I designed the workflow so the AI could never independently execute an action (like freezing an account). Every escalation required a human approval check with an integrated internal note system. This baked human accountability into the core product architecture, satisfying the strict documentation requirements of regulatory bodies.
By prioritizing explainability and human oversight, the VeritasGuard design successfully bridged the gap between cutting-edge AI detection models and the rigorous, conservative reality of financial compliance. The final product was a developer-ready MVP architecture that positioned the platform uniquely in the RegTech market — selling trust and clarity rather than just "faster AI automation."
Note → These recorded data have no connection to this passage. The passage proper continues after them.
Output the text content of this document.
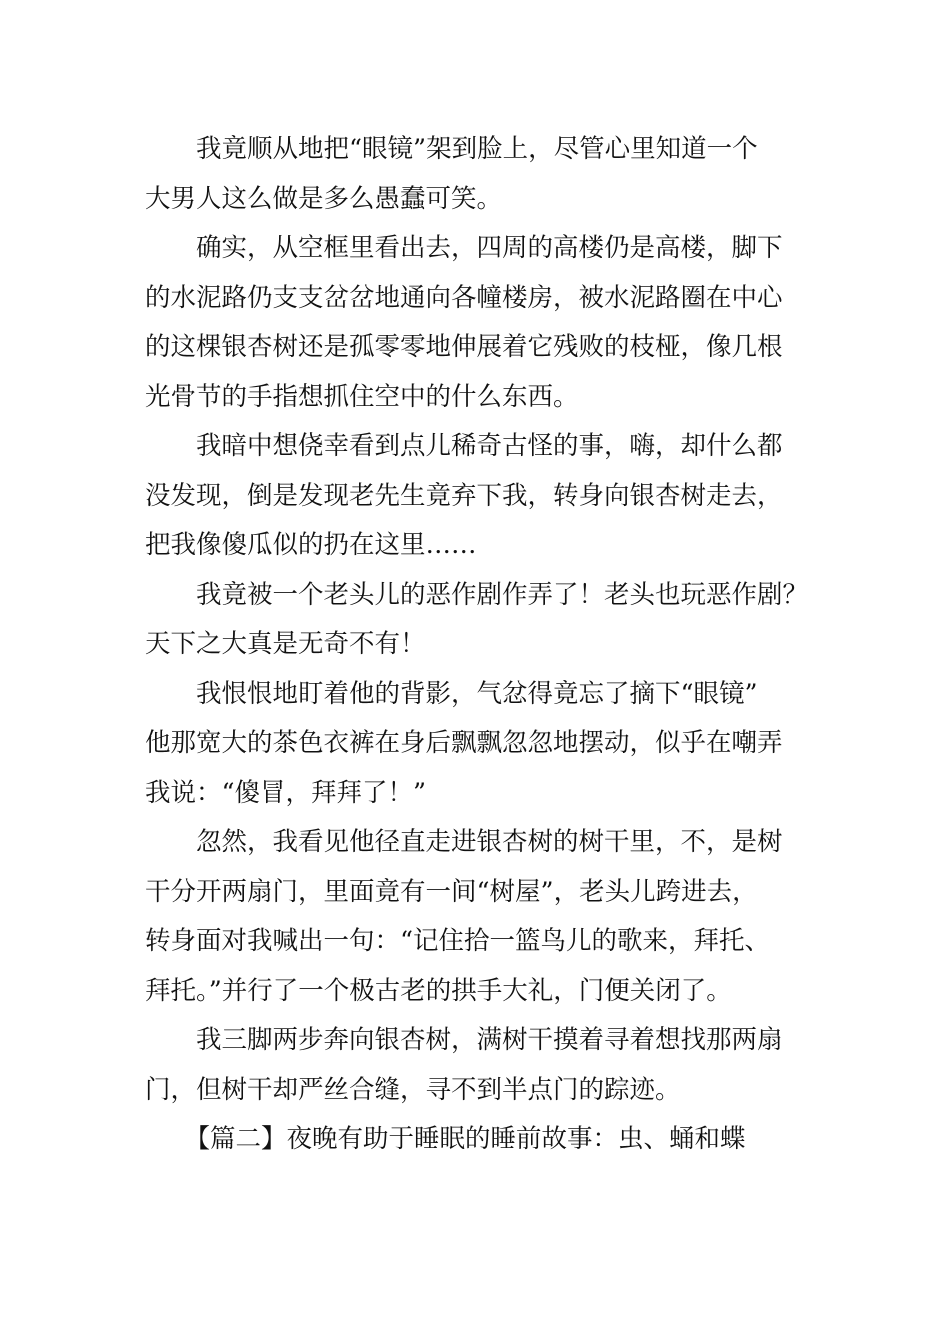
我竟顺从地把“眼镜”架到脸上，尽管心里知道一个
大男人这么做是多么愚蠢可笑。

确实，从空框里看出去，四周的高楼仍是高楼，脚下
的水泥路仍支支岔岔地通向各幢楼房，被水泥路圈在中心
的这棵银杏树还是孤零零地伸展着它残败的枝桠，像几根
光骨节的手指想抓住空中的什么东西。

我暗中想侥幸看到点儿稀奇古怪的事，嗨，却什么都
没发现，倒是发现老先生竟弃下我，转身向银杏树走去，
把我像傻瓜似的扔在这里……

我竟被一个老头儿的恶作剧作弄了！老头也玩恶作剧？
天下之大真是无奇不有！

我恨恨地盯着他的背影，气忿得竟忘了摘下“眼镜”
他那宽大的茶色衣裤在身后飘飘忽忽地摆动，似乎在嘲弄
我说：“傻冒，拜拜了！”

忽然，我看见他径直走进银杏树的树干里，不，是树
干分开两扇门，里面竟有一间“树屋”，老头儿跨进去，
转身面对我喊出一句：“记住拾一篮鸟儿的歌来，拜托、
拜托。”并行了一个极古老的拱手大礼，门便关闭了。

我三脚两步奔向银杏树，满树干摸着寻着想找那两扇
门，但树干却严丝合缝，寻不到半点门的踪迹。

【篇二】夜晚有助于睡眠的睡前故事：虫、蛹和蝶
Qualitatively, bringing in the strict, production-ready sensibilities I honed at TD Bank meant the product felt immediately credible to enterprise stakeholders, establishing a strong foundation for future B2B sales conversations and platform scaling.
This project solidified my belief that AI is a UX problem, not just an engineering problem. The most brilliant machine learning model in the world is useless if the end-user doesn't feel safe clicking "Accept." Designing for VeritasGuard taught me how to intentionally build "friction" back into an interface — slowing the user down just enough to ensure they are making a conscious, legally sound decision.
If I were to expand the scope further, I would lean into designing how the system handles false positives over time. Building a dedicated feedback loop interface where analysts can quickly train the AI to ignore edge-cases would push the product from an "auditable tool" to a truly "adaptive intelligence."